La donna non si offende neppure per un attimo. Oltre che determinata, ora si rivela abilissima. Non solo non mette in discussione l’affermazione di Yeshùa, non solo gli dà perfino ragione, ma volge la stessa argomentazione di Yeshùa a proprio favore. Non si arrende e non è toccata da nessuna incertezza. La sua replica è pronta e immediata: “È vero, Signore. Però …”. Ecco, lei ha preso Yeshùa in parola. Sì, accetta di essere messa tra i cani, “però …”. Ora non si tratta più di pane riservato ai figli da buttare ai cani. Lei, che è mamma, non vuol certo togliere il pane dalla bocca dei figli. Ora si tratta di briciole. Se lei è un cagnolino – e lo accetta – come si può negarle di raccogliere le briciole che andrebbero perse? Non si tratta neppure di briciole che devono essere tolte dal pane dei figli: si tratta di “briciole che cadono”. Come un cagnolino “sotto la tavola”, si accontenta di avere quelle poche “briciole che cadono ai loro padroni”. È giusto per lei non prendere il pane dei figli per darlo ai cani, ma chi è così crudele da impedire che i cagnolini mangino quelle poche briciole cadute dalla tavola?

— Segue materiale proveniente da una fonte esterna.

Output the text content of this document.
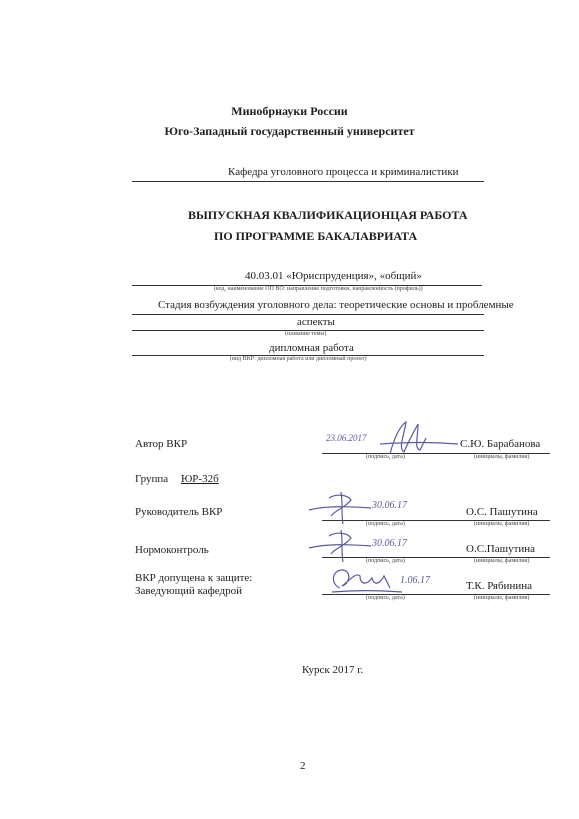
Минобрнауки России
Юго-Западный государственный университет
Кафедра уголовного процесса и криминалистики
ВЫПУСКНАЯ КВАЛИФИКАЦИОНЦАЯ РАБОТА
ПО ПРОГРАММЕ БАКАЛАВРИАТА
40.03.01 «Юриспруденция», «общий»
(код, наименование ОП ВО: направление подготовки, направленность (профиль))
Стадия возбуждения уголовного дела: теоретические основы и проблемные
аспекты
(название темы)
дипломная работа
(вид ВКР: дипломная работа или дипломный проект)
Автор ВКР	С.Ю. Барабанова
(подпись, дата)	(инициалы, фамилия)
23.06.2017
Группа ЮР-32б
Руководитель ВКР	О.С. Пашутина
(подпись, дата)	(инициалы, фамилия)
30.06.17
Нормоконтроль	О.С.Пашутина
(подпись, дата)	(инициалы, фамилия)
30.06.17
ВКР допущена к защите:
Заведующий кафедрой	Т.К. Рябинина
(подпись, дата)	(инициалы, фамилия)
1.06.17
Курск 2017 г.
2
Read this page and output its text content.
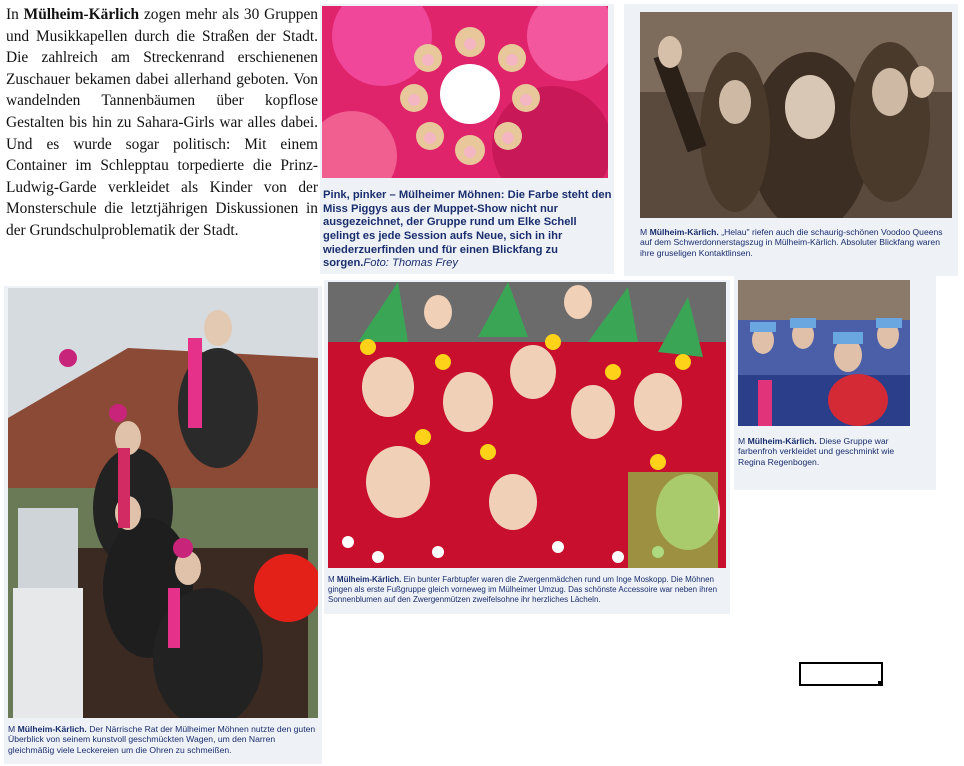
In Mülheim-Kärlich zogen mehr als 30 Gruppen und Musikkapellen durch die Straßen der Stadt. Die zahlreich am Streckenrand erschienenen Zuschauer bekamen dabei allerhand geboten. Von wandelnden Tannenbäumen über kopflose Gestalten bis hin zu Sahara-Girls war alles dabei. Und es wurde sogar politisch: Mit einem Container im Schlepptau torpedierte die Prinz-Ludwig-Garde verkleidet als Kinder von der Monsterschule die letztjährigen Diskussionen in der Grundschulproblematik der Stadt.
Pink, pinker – Mülheimer Möhnen: Die Farbe steht den Miss Piggys aus der Muppet-Show nicht nur ausgezeichnet, der Gruppe rund um Elke Schell gelingt es jede Session aufs Neue, sich in ihr wiederzuerfinden und für einen Blickfang zu sorgen.Foto: Thomas Frey
M Mülheim-Kärlich. „Helau" riefen auch die schaurig-schönen Voodoo Queens auf dem Schwerdonnerstagszug in Mülheim-Kärlich. Absoluter Blickfang waren ihre gruseligen Kontaktlinsen.
M Mülheim-Kärlich. Der Närrische Rat der Mülheimer Möhnen nutzte den guten Überblick von seinem kunstvoll geschmückten Wagen, um den Narren gleichmäßig viele Leckereien um die Ohren zu schmeißen.
M Mülheim-Kärlich. Ein bunter Farbtupfer waren die Zwergenmädchen rund um Inge Moskopp. Die Möhnen gingen als erste Fußgruppe gleich vorneweg im Mülheimer Umzug. Das schönste Accessoire war neben ihren Sonnenblumen auf den Zwergenmützen zweifelsohne ihr herzliches Lächeln.
M Mülheim-Kärlich. Diese Gruppe war farbenfroh verkleidet und geschminkt wie Regina Regenbogen.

Yeshùa ha perso. Ed è felice di aver perso: “O donna, davvero la tua fede è grande!”. Yeshùa non teme di manifestare il proprio stupore e neppure la sua ammirazione. Nel passo parallelo di Mr 7:29 (TNM) Yeshùa dice: “Poiché hai detto questo”… In quella battaglia fatta tutta a parole la donna ha espresso con poche parole tutta la sua fede in Yeshùa.
“Accada come tu vuoi”: questa la resa di Yeshùa alla fede di lei. E il cuore si colma di commossa gratitudine. Yeshùa, che aveva insegnato a pregare Dio dicendo “sia fatta la tua volontà”, qui dice lui alla donna: “Accada come tu vuoi”. Nella massima preghiera che gli ebrei rivolgono a Dio (lo shemà – Dt 6:4), non è forse Dio stesso che si rivolge all’uomo? “Ascolta, Israele”.
“La donna tornò a casa e trovò sua figlia sdraiata sul letto: lo spirito maligno se n’era andato”. – Mr 7:30, PdS.